Is there a nonempty subset of IR which contains no rational number? (This is a problem from the second chapter, named "Basic Topology", of Walter Rudin's "Principles of Mathematical Analysis" ")

## Re: A nonempty perfect subset of R

It's okay to just call it R.

Try {sqrt(2)} - it's a nonempty subset of R and contains no rational points. It happens to have only one sequence in it, namely {sqrt(2),sqrt(2),sqrt(2),...} which converges to sqrt(2). So the set of limit points of this set is {sqrt(2)}. So {sqrt(2)} is perfect.

## Re: A nonempty perfect subset of R

This set has no limit points at all. A nonempty perfect set actually has to be uncountable.

Try taking a set somewhat like the Cantor set and translating it by a well-chosen irrational number. I think that might do it.

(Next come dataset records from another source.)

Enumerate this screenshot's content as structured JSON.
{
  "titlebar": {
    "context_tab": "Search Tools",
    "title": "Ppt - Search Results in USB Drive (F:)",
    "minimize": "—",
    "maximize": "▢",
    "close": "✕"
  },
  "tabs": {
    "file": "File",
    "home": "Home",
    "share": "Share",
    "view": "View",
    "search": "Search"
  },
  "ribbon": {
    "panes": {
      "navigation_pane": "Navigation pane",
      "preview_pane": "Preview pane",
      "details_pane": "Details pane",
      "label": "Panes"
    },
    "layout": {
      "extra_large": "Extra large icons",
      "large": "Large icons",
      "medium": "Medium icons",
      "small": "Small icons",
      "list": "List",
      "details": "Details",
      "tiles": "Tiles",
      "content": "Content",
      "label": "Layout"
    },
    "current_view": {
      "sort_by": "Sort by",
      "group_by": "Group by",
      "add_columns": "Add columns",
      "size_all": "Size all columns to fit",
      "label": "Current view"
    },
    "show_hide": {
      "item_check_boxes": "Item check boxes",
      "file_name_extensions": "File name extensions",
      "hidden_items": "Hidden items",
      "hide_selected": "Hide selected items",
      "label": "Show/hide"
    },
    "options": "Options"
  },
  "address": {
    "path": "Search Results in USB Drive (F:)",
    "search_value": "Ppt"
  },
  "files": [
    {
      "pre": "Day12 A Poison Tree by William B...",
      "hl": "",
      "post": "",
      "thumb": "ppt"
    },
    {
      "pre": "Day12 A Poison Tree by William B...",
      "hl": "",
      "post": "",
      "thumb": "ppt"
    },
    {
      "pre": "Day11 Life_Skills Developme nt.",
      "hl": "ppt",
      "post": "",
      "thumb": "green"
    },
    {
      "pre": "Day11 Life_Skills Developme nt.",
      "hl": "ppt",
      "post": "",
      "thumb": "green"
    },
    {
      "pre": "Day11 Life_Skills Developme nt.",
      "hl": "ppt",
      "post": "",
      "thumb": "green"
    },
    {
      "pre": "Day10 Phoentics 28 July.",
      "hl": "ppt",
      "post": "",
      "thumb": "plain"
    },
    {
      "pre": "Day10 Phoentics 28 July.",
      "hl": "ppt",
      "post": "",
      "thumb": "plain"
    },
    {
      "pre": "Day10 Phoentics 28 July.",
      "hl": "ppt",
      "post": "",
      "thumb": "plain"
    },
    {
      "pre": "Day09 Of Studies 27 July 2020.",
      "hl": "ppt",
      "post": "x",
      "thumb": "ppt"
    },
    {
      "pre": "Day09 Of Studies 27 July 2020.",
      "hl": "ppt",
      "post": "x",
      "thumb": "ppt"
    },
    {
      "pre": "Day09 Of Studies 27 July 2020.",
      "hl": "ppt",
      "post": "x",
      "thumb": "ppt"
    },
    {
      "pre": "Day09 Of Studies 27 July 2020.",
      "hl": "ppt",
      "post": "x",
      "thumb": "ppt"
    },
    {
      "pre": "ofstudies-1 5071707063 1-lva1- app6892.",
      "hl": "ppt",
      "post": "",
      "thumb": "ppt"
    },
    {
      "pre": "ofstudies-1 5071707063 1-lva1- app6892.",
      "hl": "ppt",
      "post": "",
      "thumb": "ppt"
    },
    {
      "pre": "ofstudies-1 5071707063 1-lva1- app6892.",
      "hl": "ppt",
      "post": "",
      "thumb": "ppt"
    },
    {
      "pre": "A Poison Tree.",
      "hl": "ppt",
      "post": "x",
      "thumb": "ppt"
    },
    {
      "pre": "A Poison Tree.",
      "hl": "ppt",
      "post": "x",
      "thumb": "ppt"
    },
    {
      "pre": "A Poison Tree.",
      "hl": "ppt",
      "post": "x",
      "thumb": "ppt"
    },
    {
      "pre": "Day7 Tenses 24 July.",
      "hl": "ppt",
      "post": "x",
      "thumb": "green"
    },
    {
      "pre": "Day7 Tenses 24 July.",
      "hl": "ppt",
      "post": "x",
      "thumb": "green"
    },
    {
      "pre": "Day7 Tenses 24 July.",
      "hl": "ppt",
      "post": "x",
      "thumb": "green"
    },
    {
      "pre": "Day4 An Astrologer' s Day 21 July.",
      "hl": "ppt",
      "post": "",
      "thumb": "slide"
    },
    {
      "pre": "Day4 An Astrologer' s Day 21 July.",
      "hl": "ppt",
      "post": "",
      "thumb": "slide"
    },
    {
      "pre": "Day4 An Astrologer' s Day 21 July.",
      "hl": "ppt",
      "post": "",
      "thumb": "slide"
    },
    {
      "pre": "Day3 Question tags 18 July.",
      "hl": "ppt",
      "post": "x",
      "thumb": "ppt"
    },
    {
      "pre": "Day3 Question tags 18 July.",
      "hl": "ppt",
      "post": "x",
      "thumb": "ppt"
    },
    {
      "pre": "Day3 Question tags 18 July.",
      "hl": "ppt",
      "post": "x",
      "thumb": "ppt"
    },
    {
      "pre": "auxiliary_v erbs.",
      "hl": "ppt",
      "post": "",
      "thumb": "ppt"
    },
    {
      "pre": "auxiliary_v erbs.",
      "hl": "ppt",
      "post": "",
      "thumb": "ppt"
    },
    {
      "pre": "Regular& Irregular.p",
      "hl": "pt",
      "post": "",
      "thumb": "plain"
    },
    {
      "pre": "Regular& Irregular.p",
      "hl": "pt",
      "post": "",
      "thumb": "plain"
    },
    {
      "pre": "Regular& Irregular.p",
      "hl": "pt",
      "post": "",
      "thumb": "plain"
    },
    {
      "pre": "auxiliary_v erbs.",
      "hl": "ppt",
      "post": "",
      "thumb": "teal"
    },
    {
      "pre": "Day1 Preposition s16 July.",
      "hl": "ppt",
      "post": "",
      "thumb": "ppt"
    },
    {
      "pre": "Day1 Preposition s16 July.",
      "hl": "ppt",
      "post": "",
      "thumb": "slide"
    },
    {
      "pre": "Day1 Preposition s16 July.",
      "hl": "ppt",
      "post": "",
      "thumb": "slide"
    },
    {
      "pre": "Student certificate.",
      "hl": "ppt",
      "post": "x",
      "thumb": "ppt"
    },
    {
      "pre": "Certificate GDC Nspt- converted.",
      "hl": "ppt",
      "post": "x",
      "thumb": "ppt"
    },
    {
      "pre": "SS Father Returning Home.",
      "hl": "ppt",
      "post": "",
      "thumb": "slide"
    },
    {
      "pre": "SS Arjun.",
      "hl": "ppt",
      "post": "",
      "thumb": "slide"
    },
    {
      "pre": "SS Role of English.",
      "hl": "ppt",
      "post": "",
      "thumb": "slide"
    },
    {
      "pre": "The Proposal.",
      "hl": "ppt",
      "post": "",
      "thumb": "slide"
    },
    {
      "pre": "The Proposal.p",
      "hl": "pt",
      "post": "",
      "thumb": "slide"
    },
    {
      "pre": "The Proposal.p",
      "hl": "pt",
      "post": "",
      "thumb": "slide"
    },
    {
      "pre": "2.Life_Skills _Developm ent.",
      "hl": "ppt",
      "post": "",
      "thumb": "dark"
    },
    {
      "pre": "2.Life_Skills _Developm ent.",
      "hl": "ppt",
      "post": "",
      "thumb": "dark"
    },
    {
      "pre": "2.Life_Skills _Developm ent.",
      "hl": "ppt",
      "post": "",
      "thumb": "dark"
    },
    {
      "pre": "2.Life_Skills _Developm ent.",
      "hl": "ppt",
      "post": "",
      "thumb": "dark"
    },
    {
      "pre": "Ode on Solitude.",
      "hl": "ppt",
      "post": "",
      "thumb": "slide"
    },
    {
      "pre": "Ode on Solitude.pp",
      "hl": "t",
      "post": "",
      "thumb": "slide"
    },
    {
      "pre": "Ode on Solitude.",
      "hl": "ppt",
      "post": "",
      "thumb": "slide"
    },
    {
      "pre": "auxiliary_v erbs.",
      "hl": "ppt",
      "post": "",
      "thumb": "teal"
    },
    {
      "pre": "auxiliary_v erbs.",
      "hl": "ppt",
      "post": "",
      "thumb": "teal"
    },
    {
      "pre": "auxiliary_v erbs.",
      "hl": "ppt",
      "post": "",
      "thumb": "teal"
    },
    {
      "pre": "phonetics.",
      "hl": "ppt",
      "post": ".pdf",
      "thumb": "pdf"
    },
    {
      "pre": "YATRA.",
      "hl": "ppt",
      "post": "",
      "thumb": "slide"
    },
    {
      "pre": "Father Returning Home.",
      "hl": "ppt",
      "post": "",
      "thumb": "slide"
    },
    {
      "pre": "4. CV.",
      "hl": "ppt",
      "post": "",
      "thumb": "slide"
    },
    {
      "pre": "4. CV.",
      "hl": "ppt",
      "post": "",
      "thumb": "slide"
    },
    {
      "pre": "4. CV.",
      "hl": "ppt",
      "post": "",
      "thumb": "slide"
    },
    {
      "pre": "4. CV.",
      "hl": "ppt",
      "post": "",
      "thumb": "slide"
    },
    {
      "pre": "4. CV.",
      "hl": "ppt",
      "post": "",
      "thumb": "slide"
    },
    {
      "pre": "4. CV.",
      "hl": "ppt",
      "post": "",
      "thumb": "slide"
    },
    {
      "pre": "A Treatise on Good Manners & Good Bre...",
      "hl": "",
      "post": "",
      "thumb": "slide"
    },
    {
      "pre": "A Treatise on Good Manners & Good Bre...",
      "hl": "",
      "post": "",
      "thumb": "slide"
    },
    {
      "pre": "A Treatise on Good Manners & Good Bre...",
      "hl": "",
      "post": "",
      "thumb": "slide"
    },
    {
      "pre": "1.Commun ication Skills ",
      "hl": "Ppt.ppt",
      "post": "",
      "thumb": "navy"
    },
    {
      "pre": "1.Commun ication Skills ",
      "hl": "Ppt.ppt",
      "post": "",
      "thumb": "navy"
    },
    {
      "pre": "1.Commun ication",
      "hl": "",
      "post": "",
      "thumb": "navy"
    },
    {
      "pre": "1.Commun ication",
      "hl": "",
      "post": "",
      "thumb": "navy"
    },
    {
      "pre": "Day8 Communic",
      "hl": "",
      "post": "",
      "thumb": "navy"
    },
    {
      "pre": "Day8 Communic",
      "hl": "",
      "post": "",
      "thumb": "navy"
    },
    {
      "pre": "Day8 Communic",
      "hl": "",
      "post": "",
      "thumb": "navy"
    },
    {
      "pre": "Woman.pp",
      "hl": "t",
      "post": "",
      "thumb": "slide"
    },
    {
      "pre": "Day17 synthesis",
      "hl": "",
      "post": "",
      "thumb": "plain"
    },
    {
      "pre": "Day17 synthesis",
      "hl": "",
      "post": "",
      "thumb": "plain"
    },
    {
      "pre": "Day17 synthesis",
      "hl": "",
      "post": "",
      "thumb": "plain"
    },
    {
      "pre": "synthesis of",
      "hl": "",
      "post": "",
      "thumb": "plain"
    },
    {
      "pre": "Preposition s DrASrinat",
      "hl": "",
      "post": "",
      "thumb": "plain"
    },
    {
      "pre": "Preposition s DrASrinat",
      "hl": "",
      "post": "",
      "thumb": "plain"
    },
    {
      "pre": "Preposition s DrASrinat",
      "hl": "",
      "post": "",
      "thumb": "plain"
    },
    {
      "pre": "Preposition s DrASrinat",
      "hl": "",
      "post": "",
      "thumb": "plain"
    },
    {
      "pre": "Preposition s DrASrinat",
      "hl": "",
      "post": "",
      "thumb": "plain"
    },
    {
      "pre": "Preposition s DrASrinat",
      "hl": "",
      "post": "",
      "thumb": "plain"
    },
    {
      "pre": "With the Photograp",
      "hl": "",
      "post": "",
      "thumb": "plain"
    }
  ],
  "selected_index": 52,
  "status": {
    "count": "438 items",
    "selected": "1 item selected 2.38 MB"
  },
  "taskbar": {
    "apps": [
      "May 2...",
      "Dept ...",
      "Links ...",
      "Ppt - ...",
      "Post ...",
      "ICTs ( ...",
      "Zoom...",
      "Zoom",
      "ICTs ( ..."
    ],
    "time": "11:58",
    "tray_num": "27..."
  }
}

## Re: A nonempty perfect subset of R

Oops :)

Sorry about that - I was using a different definition than is here (essentially a point in the closure). Yes, the condition that it should actually be in the closure of the set with the point removed makes things more difficult.

It might be possible to translate a Cantor set by some irrational x to get rid of the rational points, but yes, you'd have to be careful about not allowing x added to any irrational point in the Cantor set to be rational. That sort of thing might get tricky to work with. I'll have to look at it a bit more.

## Re: A nonempty perfect subset of R

Rudin 1.1 shows us that for p $\in \mathbb{Q}$ and $x$ irrational, $p + x$ is irrational.